JAKARTA (23/06/2026) - Anggota Badan Anggaran (Banggar) DPR RI, Dede Yusuf mendorong agar pembiayaan gaji Pegawai Pemerintah dengan Perjanjian Kerja (P3K) serta P3K paruh waktu, ditarik sepenuhnya jadi dukungan APBN pusat.
Langkah ini, dinilai Dede Yusuf, sebagai solusi konkret untuk menyelamatkan postur anggaran daerah yang kian tertekan.
“Kami berharap, Panja TKD ini, gaji P3K dan P3K paruh waktu, bisa ditarik jadi dukungan APBN,” ujar Dede Yusuf.
Hal itu disampaikannya, dalam agenda Rapat Panja Kebijakan Transfer ke Daerah (TKD) RAPBN Tahun 2027 di Kompleks Parlemen, Senayan, Jakarta, Selasa.
Ia menjelaskan, kebijakan penarikan beban gaji tersebut sebenarnya tidak terlalu masif jika dibandingkan dengan kapasitas APBN pusat saat ini.

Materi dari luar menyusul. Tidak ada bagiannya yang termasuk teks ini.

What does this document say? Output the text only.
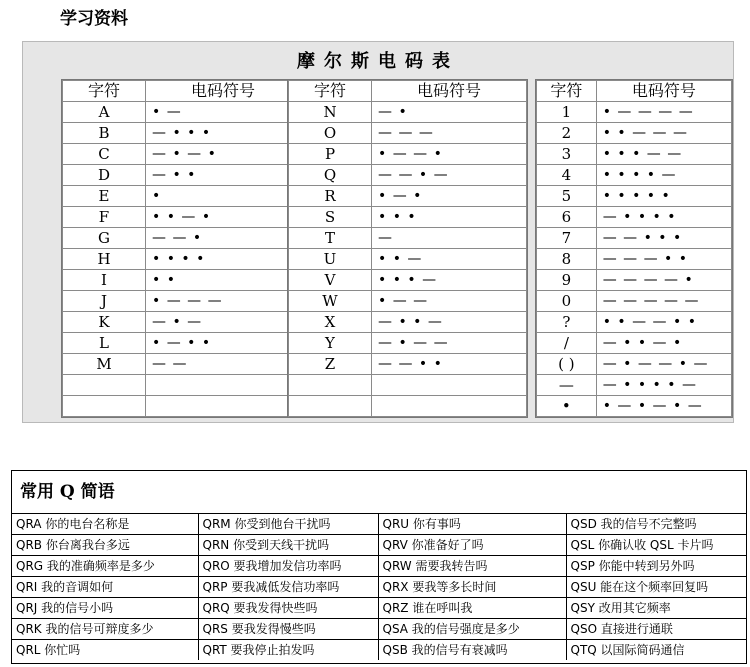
学习资料
摩尔斯电码表
字符	电码符号
A	• —
B	— • • •
C	— • — •
D	— • •
E	•
F	• • — •
G	— — •
H	• • • •
I	• •
J	• — — —
K	— • —
L	• — • •
M	— —

字符	电码符号
N	— •
O	— — —
P	• — — •
Q	— — • —
R	• — •
S	• • •
T	—
U	• • —
V	• • • —
W	• — —
X	— • • —
Y	— • — —
Z	— — • •

字符	电码符号
1	• — — — —
2	• • — — —
3	• • • — —
4	• • • • —
5	• • • • •
6	— • • • •
7	— — • • •
8	— — — • •
9	— — — — •
0	— — — — —
?	• • — — • •
/	— • • — •
( )	— • — — • —
—	— • • • • —
•	• — • — • —
常用 Q 简语
QRA 你的电台名称是	QRM 你受到他台干扰吗	QRU 你有事吗	QSD 我的信号不完整吗
QRB 你台离我台多远	QRN 你受到天线干扰吗	QRV 你准备好了吗	QSL 你确认收 QSL 卡片吗
QRG 我的准确频率是多少	QRO 要我增加发信功率吗	QRW 需要我转告吗	QSP 你能中转到另外吗
QRI 我的音调如何	QRP 要我减低发信功率吗	QRX 要我等多长时间	QSU 能在这个频率回复吗
QRJ 我的信号小吗	QRQ 要我发得快些吗	QRZ 谁在呼叫我	QSY 改用其它频率
QRK 我的信号可辩度多少	QRS 要我发得慢些吗	QSA 我的信号强度是多少	QSO 直接进行通联
QRL 你忙吗	QRT 要我停止拍发吗	QSB 我的信号有衰减吗	QTQ 以国际简码通信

Di sisi lain, pemerintah pusat dinilai sudah memegang kendali atas banyak instrumen pembiayaan yang awalnya bersumber dari daerah.“Sebetulnya tidak terlalu besar, hanya sekian belas triliun. Bagi APBN tentunya ini cukup bisa untuk melaksanakannya, karena sudah cukup banyak pembiayaan daerah seperti bagi hasil dan lain-lain itu sekarang sudah dikelola oleh pusat,” ujarnya.
Selain beban fiskal, Politisi Fraksi Partai Demokrat ini juga mengingatkan komitmen awal pembukaan formasi P3K, khususnya bagi para guru dan tenaga kependidikan yang awalnya diwacanakan akan ditanggung penuh oleh anggaran pusat.

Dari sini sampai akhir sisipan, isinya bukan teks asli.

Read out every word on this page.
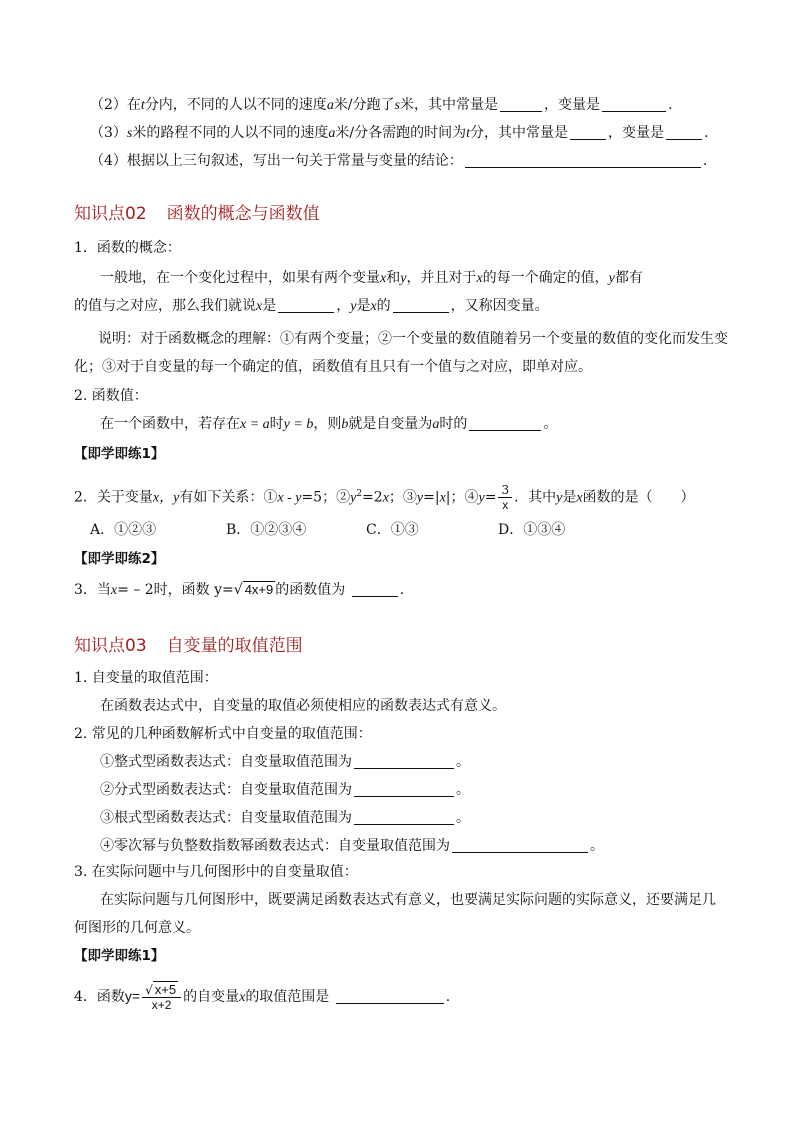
（2）在t分内，不同的人以不同的速度a米/分跑了s米，其中常量是	，变量是	.
（3）s米的路程不同的人以不同的速度a米/分各需跑的时间为t分，其中常量是	，变量是	.
（4）根据以上三句叙述，写出一句关于常量与变量的结论：	.
知识点02 函数的概念与函数值
1．函数的概念：
一般地，在一个变化过程中，如果有两个变量x和y，并且对于x的每一个确定的值，y都有
的值与之对应，那么我们就说x是	，y是x的	，又称因变量。
说明：对于函数概念的理解：①有两个变量；②一个变量的数值随着另一个变量的数值的变化而发生变
化；③对于自变量的每一个确定的值，函数值有且只有一个值与之对应，即单对应。
2. 函数值：
在一个函数中，若存在x = a时y = b，则b就是自变量为a时的	。
【即学即练1】
2．关于变量x，y有如下关系：①x - y=5；$②y^2=2x$；③y=|x|；④y= $\frac{3}{x}$ ．其中y是x函数的是（　　）
A．①②③	B．①②③④	C．①③	D．①③④
【即学即练2】
3．当x= – 2时，函数 y=√ 4x+9 的函数值为	.
知识点03 自变量的取值范围
1. 自变量的取值范围：
在函数表达式中，自变量的取值必须使相应的函数表达式有意义。
2. 常见的几种函数解析式中自变量的取值范围：
①整式型函数表达式：自变量取值范围为	。
②分式型函数表达式：自变量取值范围为	。
③根式型函数表达式：自变量取值范围为	。
④零次幂与负整数指数幂函数表达式：自变量取值范围为	。
3. 在实际问题中与几何图形中的自变量取值：
在实际问题与几何图形中，既要满足函数表达式有意义，也要满足实际问题的实际意义，还要满足几
何图形的几何意义。
【即学即练1】
4．函数$y= \frac{√ x+5}{x+2}$ 的自变量x的取值范围是	.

“Karena dulu juga kita membukanya, saya masih ingat di sini ada Ibu Sekjen Kemendikbud, kita mendorong guru dan tenaga pendidikan itu untuk mendapatkan gaji sebetulnya dari pusat. Namun dalam pelaksanaannya di tengah jalan, dilarikan kembali ke daerah,” ungkap Dede Yusuf.
Melalui forum Panja TKD ini, pihaknya meminta komitmen tim pemerintah untuk membuka ruang kebijakan baru agar alokasi belanja pegawai tidak terus-menerus mengorbankan program pembangunan masyarakat di daerah.